By Vishal Khalde, Founder & Chief Executive Officer, Blue Planet Biofuels
India’s clean energy transition is entering a new phase, and compressed biogas (CBG) is emerging as one of its most promising growth engines. By converting agricultural residues, municipal organic waste, and industrial biomass into renewable energy, CBG has the potential to strengthen energy security, reduce emissions, and advance a circular economy.
As India continues to pursue its net-zero aspirations and reduce dependence on imported fossil fuels, renewable fuels like CBG are expected to play an increasingly important role in diversifying the country’s energy mix. Unlike many other renewable energy sources, CBG addresses two critical challenges simultaneously: clean energy generation and scientific waste management. This dual benefit makes it an important component of India’s broader sustainability agenda. Government initiatives such as the Sustainable Alternative Towards Affordable Transportation programme have created strong momentum. However, policy can only open the door. Long-term success will depend on building a commercially viable ecosystem.
Execution will matter more than targets
India has abundant biomass resources and supportive policy frameworks. Yet scaling CBG requires more than ambitious targets. Reliable feedstock supply, efficient infrastructure, access to finance, and operational excellence will determine whether projects remain viable over the long term. Feedstock aggregation continues to be one of the sector’s biggest operational challenges. Agricultural residues are often scattered across regions, while municipal waste frequently lacks proper segregation at the source. Without efficient collection, transportation and storage systems, maintaining consistent plant operations becomes difficult. Strengthening these supply chains will be critical for ensuring commercial viability.
Equally important is access to long-term financing. Since CBG projects involve significant capital investment and relatively long gestation periods, developers require predictable revenue models and financing mechanisms that encourage sustained investment. Financial institutions and private investors can play a larger role by recognising the long-term value that renewable gas projects offer.

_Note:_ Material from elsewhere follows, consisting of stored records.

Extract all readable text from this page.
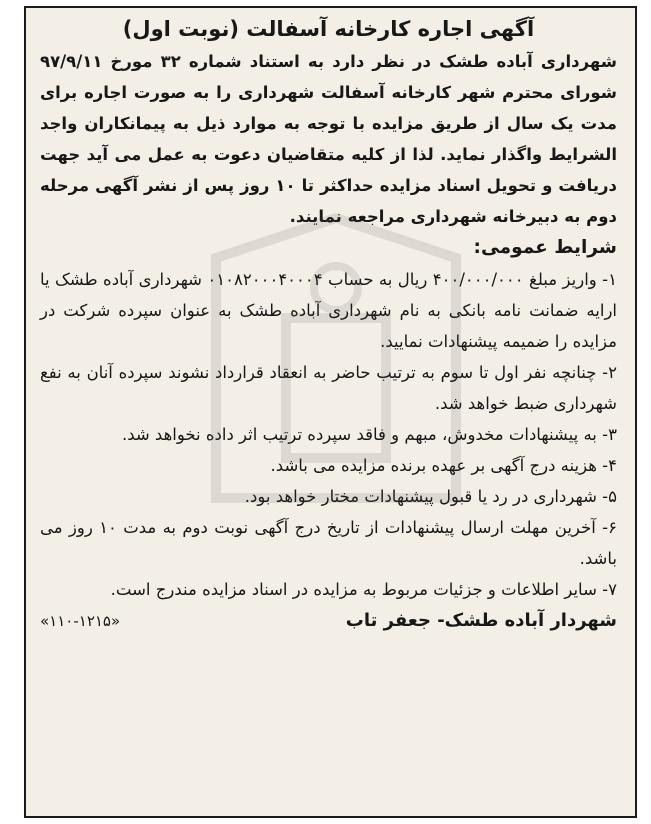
آگهی اجاره کارخانه آسفالت (نوبت اول)

شهرداری آباده طشک در نظر دارد به استناد شماره ۳۲ مورخ ۹۷/۹/۱۱ شورای محترم شهر کارخانه آسفالت شهرداری را به صورت اجاره برای مدت یک سال از طریق مزایده با توجه به موارد ذیل به پیمانکاران واجد الشرایط واگذار نماید. لذا از کلیه متقاضیان دعوت به عمل می آید جهت دریافت و تحویل اسناد مزایده حداکثر تا ۱۰ روز پس از نشر آگهی مرحله دوم به دبیرخانه شهرداری مراجعه نمایند.

شرایط عمومی:
۱- واریز مبلغ ۴۰۰/۰۰۰/۰۰۰ ریال به حساب ۰۱۰۸۲۰۰۰۴۰۰۰۴ شهرداری آباده طشک یا ارایه ضمانت نامه بانکی به نام شهرداری آباده طشک به عنوان سپرده شرکت در مزایده را ضمیمه پیشنهادات نمایید.
۲- چنانچه نفر اول تا سوم به ترتیب حاضر به انعقاد قرارداد نشوند سپرده آنان به نفع شهرداری ضبط خواهد شد.
۳- به پیشنهادات مخدوش، مبهم و فاقد سپرده ترتیب اثر داده نخواهد شد.
۴- هزینه درج آگهی بر عهده برنده مزایده می باشد.
۵- شهرداری در رد یا قبول پیشنهادات مختار خواهد بود.
۶- آخرین مهلت ارسال پیشنهادات از تاریخ درج آگهی نوبت دوم به مدت ۱۰ روز می باشد.
۷- سایر اطلاعات و جزئیات مربوط به مزایده در اسناد مزایده مندرج است.
شهردار آباده طشک- جعفر تاب
«۱۱۰-۱۲۱۵»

Waste is India’s biggest opportunity
The future of CBG lies in treating waste as a resource rather than a liability. Agricultural residues, municipal organic waste, livestock waste, and food waste can all be converted into clean energy while reducing landfill dependence, methane emissions, and open-field burning. This is where CBG moves beyond being an alternative fuel and becomes an enabler of the circular economy.
Beyond producing renewable fuel, CBG plants also generate nutrient-rich organic manure as a by-product, creating additional value for the agricultural sector. This reinforces the principles of a circular economy, where waste generated by one sector becomes a valuable input for another. Such integrated resource utilisation not only improves environmental outcomes but also creates new economic opportunities across rural and urban ecosystems.
Technology and collaboration will drive scale
Higher methane yields, better gas purification, automation, and digital monitoring are making CBG plants more efficient and commercially competitive. At the same time, stronger collaboration between municipalities, farmers, technology providers, gas distribution companies, and private industry will be critical to securing feedstock and improving project execution. Technological innovation is expected to further strengthen the sector in the coming years. Advances in anaerobic digestion, predictive maintenance, process automation and real-time monitoring are helping improve plant efficiency while reducing operational costs. These innovations can significantly improve plant uptime, maximise methane recovery and enhance overall project economics.
However, technology alone cannot build a successful ecosystem. Effective coordination between municipalities, waste generators, farmers, technology providers, city gas distribution companies and policymakers will determine how efficiently projects are implemented and scaled. A collaborative approach can help address logistical bottlenecks, improve feedstock availability and strengthen investor confidence.
Looking beyond policy
Policy creates momentum. Ecosystems create industries. India already has the ingredients to build a successful CBG ecosystem. The challenge now is execution through better infrastructure, stronger supply chains, technological innovation, and sustained investment. As the sector matures, greater emphasis must be placed on building commercially sustainable business models that can operate efficiently beyond policy support. Investments in infrastructure, innovation, skill development and institutional capacity will be equally important in ensuring long-term growth.
CBG is about far more than producing an alternative transport fuel. It has the potential to transform waste into a valuable economic resource, strengthen India’s energy security, support rural livelihoods through organised biomass collection, improve waste management practices and accelerate the country’s transition towards a circular, low-carbon economy. Realising this potential will require sustained efforts from policymakers, industry, financial institutions and local bodies alike.
The success of India’s CBG ambitions will not be measured solely by the number of targets announced or plants commissioned. It will depend on the country’s ability to build resilient supply chains, strengthen waste management systems, encourage technological innovation and create commercially viable business models. If these building blocks come together, CBG can evolve from a policy aspiration into a cornerstone of India’s clean energy transition and circular economy.